“Look Mommy! Is that Parrain?”
A little girl with freckles and a mop of mahogany hair pointed to a colossal alligator sunning on a big rock on the other side of the fence. The beast stared back at the excited child with one eye.
“I love the zoo, Mommy! It’s like being on an adventure in our own back yard. He’s the biggest gator ever, right?”
“I don’t think Parrian holds the world’s record—if that’s even him—but he certainly is the largest gator ever captured in Louisiana! The zoo’s full of all sorts of interesting animals, huh Kimberly?”
“Mommy,” Kimberly chided, “Parrian’s a reptile, not an animal. Ms. Kerney taught me that last year in class.”
“You two enjoying our latest attraction?”
Mother and daughter turned around at the sound of the voice behind them. A zoo employee with a nametag reading S. Mitchell stood about ten feet away, smiling as he stared at the gator.
“Yes sir!” Kimberly gushed. “Mommy says he ain’t Parrian, but I say he is. Which of us is right, Mr. Mitchell?”
“Today’s your lucky day because you’re correct—that’s Parrian. He’s been with us for several months now and is finally all healthy. It was touch-and-go for a while. Gators don’t like to be bothered and put up a good fight, even though we just tried to help him after he got shot.”
Kimberly’s eyes widened then she grinned. “See Mommy? Told you! Is it true, Mr. Mitchell?”
“Is what true young lady?”
Kimberly lowered her voice. “That Parrian ate a man’s arm.”

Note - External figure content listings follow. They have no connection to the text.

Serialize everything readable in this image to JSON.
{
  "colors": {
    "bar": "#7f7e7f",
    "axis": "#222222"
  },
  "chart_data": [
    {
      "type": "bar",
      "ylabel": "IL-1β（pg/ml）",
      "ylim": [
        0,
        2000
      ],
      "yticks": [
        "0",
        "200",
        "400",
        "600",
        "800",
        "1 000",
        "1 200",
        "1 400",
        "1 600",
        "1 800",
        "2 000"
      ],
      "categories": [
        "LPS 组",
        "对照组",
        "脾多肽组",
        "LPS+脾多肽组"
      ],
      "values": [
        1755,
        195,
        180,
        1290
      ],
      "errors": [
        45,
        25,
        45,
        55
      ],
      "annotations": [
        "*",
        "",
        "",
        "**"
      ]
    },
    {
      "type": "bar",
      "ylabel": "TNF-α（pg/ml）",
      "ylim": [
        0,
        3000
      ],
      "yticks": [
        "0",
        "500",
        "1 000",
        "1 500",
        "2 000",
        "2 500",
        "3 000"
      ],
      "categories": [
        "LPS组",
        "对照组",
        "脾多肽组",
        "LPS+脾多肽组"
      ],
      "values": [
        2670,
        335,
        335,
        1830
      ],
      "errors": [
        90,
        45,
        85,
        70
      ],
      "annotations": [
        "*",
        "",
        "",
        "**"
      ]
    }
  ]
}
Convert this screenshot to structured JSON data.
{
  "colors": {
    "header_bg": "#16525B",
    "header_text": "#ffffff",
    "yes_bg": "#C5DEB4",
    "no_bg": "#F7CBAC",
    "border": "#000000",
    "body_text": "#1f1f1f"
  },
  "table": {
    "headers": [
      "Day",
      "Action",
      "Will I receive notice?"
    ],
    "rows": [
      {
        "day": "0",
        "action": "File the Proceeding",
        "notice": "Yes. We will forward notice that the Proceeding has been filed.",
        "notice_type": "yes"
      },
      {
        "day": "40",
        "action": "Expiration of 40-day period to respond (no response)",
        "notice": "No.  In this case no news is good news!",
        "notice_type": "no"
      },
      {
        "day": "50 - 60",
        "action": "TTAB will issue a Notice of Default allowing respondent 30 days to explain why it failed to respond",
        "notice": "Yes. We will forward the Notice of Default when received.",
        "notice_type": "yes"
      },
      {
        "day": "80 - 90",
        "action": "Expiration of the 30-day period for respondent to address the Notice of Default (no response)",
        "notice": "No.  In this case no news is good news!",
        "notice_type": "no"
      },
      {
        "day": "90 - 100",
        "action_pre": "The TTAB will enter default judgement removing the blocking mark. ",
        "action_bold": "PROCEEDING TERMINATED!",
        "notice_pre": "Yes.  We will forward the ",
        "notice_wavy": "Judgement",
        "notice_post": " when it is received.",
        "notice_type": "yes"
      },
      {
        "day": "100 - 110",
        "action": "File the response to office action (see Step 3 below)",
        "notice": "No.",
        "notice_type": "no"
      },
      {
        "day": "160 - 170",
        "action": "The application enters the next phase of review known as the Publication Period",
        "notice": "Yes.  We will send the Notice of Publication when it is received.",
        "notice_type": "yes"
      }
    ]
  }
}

“Kimberly Ann Thornton! What a question to ask,” Mrs. Thornton admonished.
“Aww, don’t chide the girl for having a curious nature,” Mr. Mitchell answered. He smiled and nodded. “Yes, it’s true. The man had been feeding Parrian for years out in the swamps. Some people think Parrian found him and chomped his arm clean off for not bringing him any more food.”
Mrs. Thornton gave the zoo employee a disgusted look after grabbing Kimberly by the arm. “That’s enough! Come, Kimberly. Let’s go see the lions.”
Kimberly didn’t argue. She could tell her mom was angry. As they walked away from the reptile display, a strange, haunting tune blared through the loudspeakers of the zoo. For some reason, the music made goosebumps appear on Kimberly’s arms. “What song is that, Mommy? It’s creepy!”
“I believe that’s the “Prairie Creek” song,” Mrs. Thornton answered. With a slight grin she sang along.
“Atchafalaya in the night, listen closely and you might hear the song the gators sing. Listen closely, it has a ring! Ol, Atchafalaya, crawfish, that be gettin you, like you be gittin dem, de Atchafalaya crawfish bring de gators to you so you be for dem gator bits! Ha, ha, ha, watch your back; ha, ha, ha, watch your back! Lookee out, lookee out, here de come!”
“What a weird song!” Kimberly said, crinkling her nose.
“Life in Atchafalaya is weird, too. You always remember that—steer clear of folks from there.”
Glancing back behind her, Kimberly took one last look at Parrian. The beast had moved closer to the edge of the enclosure as Mr. Mitchell tossed in what looked like raw chicken through the fence. Parrian opened his big mouth and snatched up the food.
“I feel sorry for the poor man who lost his arm. Bet those big teeth hurt!”
Mrs. Thornton knew her daughter had no clue Cooter Lafuente deserved to have more than his arm chewed off. The man had been a monster and she was thrilled when the news broke about his death resulting from the infection-riddled bite.
Knowing what horrors happened to young children over the years after being lured by a stranger, Mrs. Thornton decided to use the moment as a teaching opportunity. “That’s kind of you, sweetie. Compassion is a good quality to have, even when some don’t deserve it. Now, let’s talk about the rules with strangers.”
Kimberly rolled her eyes. “I know, Mommy. Don’t talk to strangers. Don’t get into a car with someone I don’t know.”
“Good girl! And never, ever be tempted by someone offering candy, a puppy, or even toys like balloons. Always run away and scream for help. Okay?”
Mrs. Thornton pulled her daughter closer as they left the reptile area, thankful her child was safe, and praying in silence for all the poor victims of the man the press dubbed, “Balloon Man.”